The Distortions, stories by Christopher Linforth, reviewed by Alexandra Grabbe

In The Distortions, Christopher Linforth transports us to Croatia, Bosnia, and Herzegovina in the aftermath of war. A bit of history to bring the book into focus: when Yugoslavia broke up into six independent countries in the nineties, Serbian nationalism led to ethnic cleansing and crimes against humanity. The twelve stories in this collection provoke thought about the psychic toll a war takes on civilians and their descendants, both those who remain in a newly independent country and those who choose to emigrate. We meet young men and women whose relatives lived through that violent period when the world looked away and civil war tore lives apart. The war lasted ten years. Although the main Serbian generals were convicted of war crimes, the conflict remains present as the people we meet struggle with PTSD and learn to live with their guilt at having survived when friends and family perished. Linforth helps us understand the legacy of war.
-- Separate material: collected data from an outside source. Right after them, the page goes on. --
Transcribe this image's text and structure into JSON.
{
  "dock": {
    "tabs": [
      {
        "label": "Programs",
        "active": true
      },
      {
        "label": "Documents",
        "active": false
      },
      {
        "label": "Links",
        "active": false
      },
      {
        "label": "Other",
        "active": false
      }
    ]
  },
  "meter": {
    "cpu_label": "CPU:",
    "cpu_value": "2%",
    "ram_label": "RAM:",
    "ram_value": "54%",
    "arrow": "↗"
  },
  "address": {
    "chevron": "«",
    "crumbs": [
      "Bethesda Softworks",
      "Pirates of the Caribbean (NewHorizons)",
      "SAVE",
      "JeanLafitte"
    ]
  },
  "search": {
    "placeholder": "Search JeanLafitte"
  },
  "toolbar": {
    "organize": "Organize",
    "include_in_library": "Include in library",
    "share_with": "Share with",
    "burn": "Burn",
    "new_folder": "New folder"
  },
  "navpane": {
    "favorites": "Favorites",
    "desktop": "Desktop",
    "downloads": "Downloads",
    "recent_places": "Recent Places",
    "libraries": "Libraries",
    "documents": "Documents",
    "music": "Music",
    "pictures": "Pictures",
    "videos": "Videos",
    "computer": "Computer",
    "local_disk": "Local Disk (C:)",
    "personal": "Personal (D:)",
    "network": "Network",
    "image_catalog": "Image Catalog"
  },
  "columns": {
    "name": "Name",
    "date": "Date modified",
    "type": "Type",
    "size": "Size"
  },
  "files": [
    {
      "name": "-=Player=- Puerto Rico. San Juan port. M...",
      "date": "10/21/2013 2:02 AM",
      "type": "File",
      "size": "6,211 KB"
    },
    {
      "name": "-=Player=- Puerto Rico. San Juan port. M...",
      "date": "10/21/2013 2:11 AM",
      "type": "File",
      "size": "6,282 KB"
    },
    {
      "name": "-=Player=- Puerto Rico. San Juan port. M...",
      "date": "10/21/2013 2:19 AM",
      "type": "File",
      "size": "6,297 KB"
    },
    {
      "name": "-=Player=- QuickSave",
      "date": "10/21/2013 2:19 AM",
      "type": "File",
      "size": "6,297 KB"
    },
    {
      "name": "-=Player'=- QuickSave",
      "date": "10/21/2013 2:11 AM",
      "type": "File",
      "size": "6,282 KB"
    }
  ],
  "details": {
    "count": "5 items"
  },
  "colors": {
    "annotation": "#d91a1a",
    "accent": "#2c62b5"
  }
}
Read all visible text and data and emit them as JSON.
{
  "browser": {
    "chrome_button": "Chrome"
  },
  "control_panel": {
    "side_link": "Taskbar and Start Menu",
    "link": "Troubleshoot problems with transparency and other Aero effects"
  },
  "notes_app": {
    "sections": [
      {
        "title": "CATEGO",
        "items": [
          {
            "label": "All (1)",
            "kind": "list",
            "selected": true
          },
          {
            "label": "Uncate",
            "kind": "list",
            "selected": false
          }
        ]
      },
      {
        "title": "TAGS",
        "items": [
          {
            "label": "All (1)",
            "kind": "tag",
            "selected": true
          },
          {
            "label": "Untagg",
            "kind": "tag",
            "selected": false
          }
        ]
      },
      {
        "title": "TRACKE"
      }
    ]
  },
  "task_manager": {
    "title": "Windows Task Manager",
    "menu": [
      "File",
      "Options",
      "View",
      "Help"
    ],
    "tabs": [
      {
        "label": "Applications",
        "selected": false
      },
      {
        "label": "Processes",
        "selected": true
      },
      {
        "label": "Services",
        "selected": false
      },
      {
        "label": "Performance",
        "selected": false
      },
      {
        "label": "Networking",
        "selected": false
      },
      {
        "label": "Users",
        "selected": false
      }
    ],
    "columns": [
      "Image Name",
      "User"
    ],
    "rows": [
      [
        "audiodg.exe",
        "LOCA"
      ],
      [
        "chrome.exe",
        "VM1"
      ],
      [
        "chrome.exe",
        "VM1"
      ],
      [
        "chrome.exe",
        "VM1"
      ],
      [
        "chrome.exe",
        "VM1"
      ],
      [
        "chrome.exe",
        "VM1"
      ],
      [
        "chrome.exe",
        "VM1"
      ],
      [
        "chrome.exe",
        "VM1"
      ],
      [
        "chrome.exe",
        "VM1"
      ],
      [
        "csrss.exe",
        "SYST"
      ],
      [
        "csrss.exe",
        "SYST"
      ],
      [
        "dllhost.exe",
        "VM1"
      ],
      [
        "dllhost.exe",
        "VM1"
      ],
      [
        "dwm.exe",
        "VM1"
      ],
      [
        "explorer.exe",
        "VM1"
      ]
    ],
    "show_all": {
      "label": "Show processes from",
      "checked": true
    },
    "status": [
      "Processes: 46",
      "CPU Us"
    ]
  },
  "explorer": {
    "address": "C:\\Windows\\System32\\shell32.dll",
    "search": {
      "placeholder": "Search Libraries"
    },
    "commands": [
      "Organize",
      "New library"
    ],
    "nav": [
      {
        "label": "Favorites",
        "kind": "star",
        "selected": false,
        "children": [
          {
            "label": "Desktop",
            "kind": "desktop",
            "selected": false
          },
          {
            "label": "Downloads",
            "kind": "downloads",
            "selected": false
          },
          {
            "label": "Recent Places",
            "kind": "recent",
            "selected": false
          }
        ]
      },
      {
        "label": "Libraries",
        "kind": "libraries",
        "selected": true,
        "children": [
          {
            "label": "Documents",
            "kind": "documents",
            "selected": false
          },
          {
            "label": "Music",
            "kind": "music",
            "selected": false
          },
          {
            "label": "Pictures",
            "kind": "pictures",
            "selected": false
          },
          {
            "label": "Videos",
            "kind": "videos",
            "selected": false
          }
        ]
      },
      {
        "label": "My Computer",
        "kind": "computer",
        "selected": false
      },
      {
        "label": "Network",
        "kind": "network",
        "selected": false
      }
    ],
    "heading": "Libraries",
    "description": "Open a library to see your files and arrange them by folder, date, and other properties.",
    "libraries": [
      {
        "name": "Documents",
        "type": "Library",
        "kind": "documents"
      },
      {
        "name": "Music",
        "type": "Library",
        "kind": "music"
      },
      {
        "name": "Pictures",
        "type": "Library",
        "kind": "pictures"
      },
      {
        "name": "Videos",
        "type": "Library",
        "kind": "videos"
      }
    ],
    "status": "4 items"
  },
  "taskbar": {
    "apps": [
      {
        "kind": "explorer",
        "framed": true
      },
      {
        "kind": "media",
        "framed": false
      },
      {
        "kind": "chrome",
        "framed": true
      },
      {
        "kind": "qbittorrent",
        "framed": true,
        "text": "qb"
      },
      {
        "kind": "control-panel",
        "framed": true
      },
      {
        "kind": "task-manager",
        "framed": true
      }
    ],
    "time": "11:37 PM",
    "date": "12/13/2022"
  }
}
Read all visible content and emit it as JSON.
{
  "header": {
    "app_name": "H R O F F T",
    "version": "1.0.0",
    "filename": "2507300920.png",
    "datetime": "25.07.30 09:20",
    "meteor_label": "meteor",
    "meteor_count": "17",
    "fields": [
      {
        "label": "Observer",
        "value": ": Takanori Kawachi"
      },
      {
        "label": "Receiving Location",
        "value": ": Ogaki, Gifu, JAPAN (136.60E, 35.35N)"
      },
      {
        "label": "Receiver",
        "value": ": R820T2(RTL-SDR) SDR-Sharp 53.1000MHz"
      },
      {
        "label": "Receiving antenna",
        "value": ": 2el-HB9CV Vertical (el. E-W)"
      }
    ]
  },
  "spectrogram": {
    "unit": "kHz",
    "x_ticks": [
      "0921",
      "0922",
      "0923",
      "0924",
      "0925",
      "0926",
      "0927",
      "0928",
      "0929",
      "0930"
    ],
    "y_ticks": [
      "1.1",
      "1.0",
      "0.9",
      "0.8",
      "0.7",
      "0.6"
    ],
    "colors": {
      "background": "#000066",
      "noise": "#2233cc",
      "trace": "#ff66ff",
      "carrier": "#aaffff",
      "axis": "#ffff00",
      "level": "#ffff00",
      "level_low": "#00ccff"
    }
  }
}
In the title story, Adam has returned to Zagreb where he was born to help his great-uncle, a former journalist, move to the United States. The uncle argues with a neighbor not about which soccer team will win the World Cup but rather the exact death count in Srebrenica, the town where 8000 Bosniak Muslim men and boys were killed in 1995. The plot involves the simple act of crossing borders by tram to locate a birth certificate, required for a new passport, only to discover that the necessary pages have been ripped from the records book because the uncle “fought on the wrong side.” Adam learns of the existence of a cousin, now dead and buried. He accompanies his uncle on a pilgrimage to his son’s unmarked grave. When Adam comments on the grave’s lack of identification, the uncle says, “We remember. That is what is important.”

In “All the Land Before Us,” we visit a pig farm 60 miles from the front line where Croatians are fighting Serbs. Accidentally, the Serbs have shelled a dog pound, and the stray dogs have escaped. The teenage narrator comes of age as he holds his grandfather’s Luger for the first time, has a brief encounter with a woman who is also adrift because of the war, and makes a choice not to finish off a wounded dog his father ordered him to shoot.

In “The Little Girls,” a landmine has killed Mislav’s eleven-year-old daughter Kata, destroying not only his child but his marriage to her mother. On the day of the funeral, he takes a hacksaw to Kata’s five dolls and sets their bodies up in the vegetable garden, facing the copse of beech trees she loved.

Most of the stories are subtle in their approach. The final story is an exception. “May Our Ghosts Stay With Us” begins with the startling sentence, “In the winter of 1991 my grandfather’s charred body appeared on the television news.” In this story, the image of two lovers kissing brings to mind a grandfather’s description of his wife’s hands. This juxtaposition of a current moment in life with a similar moment from the past is part of what makes Linforth’s storytelling so effective.

The taste of a whole region comes through strong and bitter in these pages. Everyone is drinking alcohol, often a plum brandy called šljivovica, and usually too much of it. Linforth deftly describes a lonely field blanketed with snow. The landscape may appear beautiful to the outsider but, to the inhabitants, it summons up memories of the savagery that took place here.

At a time when the war in Ukraine is front and center with Putin’s Kremlin killing civilians on a regular basis, The Distortions carries a particular poignancy. Like the characters in this collection, the Ukrainians who survive the invasion of their homeland will find their lives changed forever. In “Restoration,” Aleksandar’s mother has vanished during the civil war. How very many families lived through similar trauma during the initial exodus from Ukraine last spring. In “Zorana,” it’s the father who broke up the family through his choice to join the Yugoslav People’s Army. “My mother was ashamed,” Zorana reveals. She has decided to never see her father again. Often the characters in The Distortions are trying to locate the graves of loved ones. After witnessing body bags pulled from mass graves in Bucha and Izium on television, we can easily imagine Ukrainians acting the same way once the war ends.  

Lives interrupted. Detours taken. Memories forever tainted.

When disaster strikes, we try to make the best of our situation and carry on. That’s what these characters have learned to do. We cannot read about them without emotion, and Linforth allows us to follow their paths without turning away. He had the courage to get on paper incidents that must have been painful to witness when he was a resident of Zagreb. His prose sneaks up and grabs you by the throat. The people described in The Distortions cannot forget what they lived through. And, now, neither can we.

The Distortions, by Christopher Linforth. Asheville, North Carolina: Orison Books, March 2022. 194 pages. $15.00, paper.

Alexandra Grabbe worked as a green innkeeper on Cape Cod, a lyricist, and a talk show host in Paris, France. She learned about the publishing industry as Barbara Chase-Riboud’s editorial assistant. In 2014, she edited her dad’s memoir, Émigré. Alexandra now lives in Arlington, MA, where she has created a fabulous flower garden. Her recent work was published in The Washington Post, Better After 50, New World Writing, and Unity Magazine. She is revising a novel.